Brazil's sugar mills have already sold as much as three-quarters of their projected output for this season, far more than a year ago, limiting the risk that tumbling prices for the sweetener will drive them to use more of their cane to make ethanol instead.
New York raw sugar futures plunged below 20 cents a pound this week for the first time in 21 months, raising ideas that mills in Brazil, the world's top sugar producer, might earn more tending to the undersupplied domestic fuel market by making more ethanol. For the moment, the economic incentive is absent: as long as sugar prices remain above about 18.50 cents, selling cane is more profitable than selling ethanol, analysts estimate.

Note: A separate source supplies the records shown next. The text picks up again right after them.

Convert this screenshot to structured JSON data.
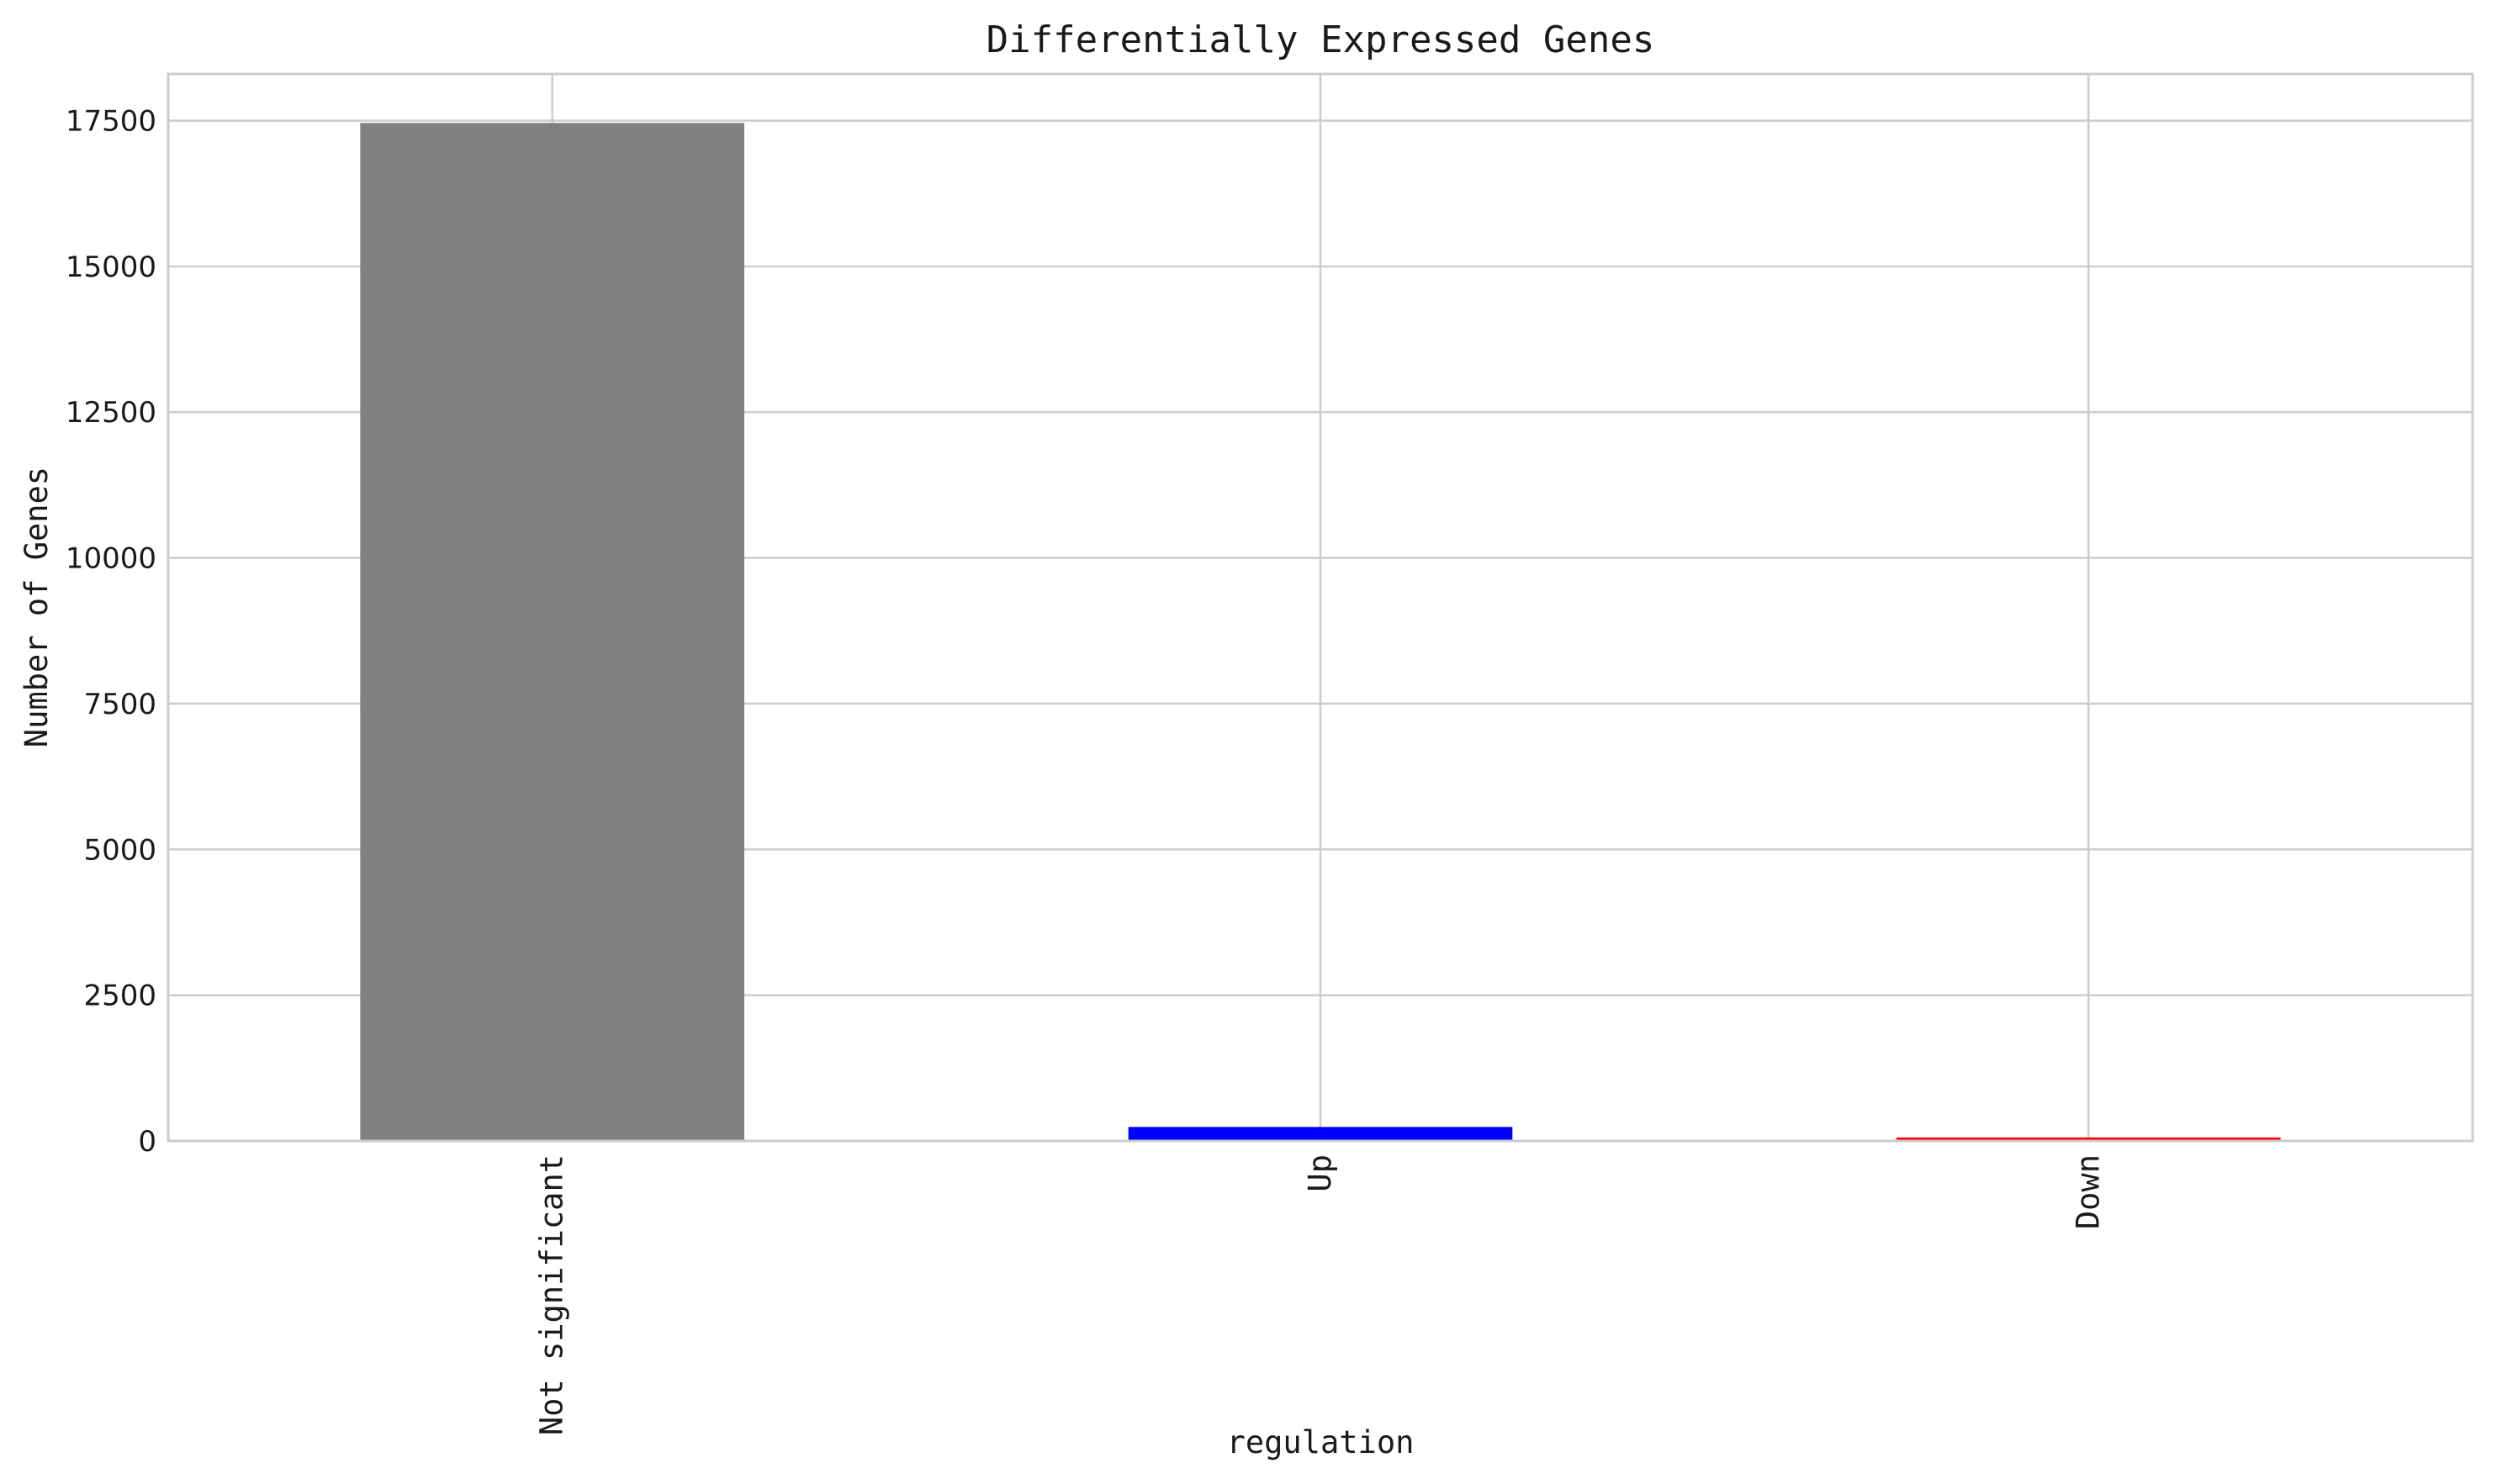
{
  "chart_data": {
    "type": "bar",
    "title": "Differentially Expressed Genes",
    "xlabel": "regulation",
    "ylabel": "Number of Genes",
    "categories": [
      "Not significant",
      "Up",
      "Down"
    ],
    "values": [
      17460,
      240,
      60
    ],
    "colors": [
      "#808080",
      "#0000ff",
      "#ff0000"
    ],
    "ylim": [
      0,
      18300
    ],
    "yticks": [
      0,
      2500,
      5000,
      7500,
      10000,
      12500,
      15000,
      17500
    ],
    "ytick_labels": [
      "0",
      "2500",
      "5000",
      "7500",
      "10000",
      "12500",
      "15000",
      "17500"
    ],
    "grid": true,
    "legend": "none"
  }
}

But even a further decline in prices may not prompt the kind of switching that could tighten the global sugar market. There are two reasons: the local currency has been weakening versus the dollar; and mills had already booked large forward sales before sugar prices slumped 25 percent over the past two months.
"At the moment, we're observing the market without any decision regarding a change to the mix," said Pedro Parente, President of Bunge Brasil, one of Brazil's biggest sugar and ethanol producers. He expected Bunge mills would use about 60 percent of their cane to produce sugar with the remainder going to ethanol production. Only one of Bunge's eight mills is a dedicated ethanol-only plant. The remainder make both products.
US commodity trader ADM estimates around 75 percent of forthcoming sugar production has been sold, compared with about 50 percent last year. The bulk of the sales were concluded at about 24-25 cents per lb, insulating producers from the drop in prices. The price drop "won't have any impact," Marco Antonio Rego, trade manager for sugar and ethanol at ADM, said at an agribusiness seminar hosted by the Sao Paulo commodities exchange BM&FBovespa this week.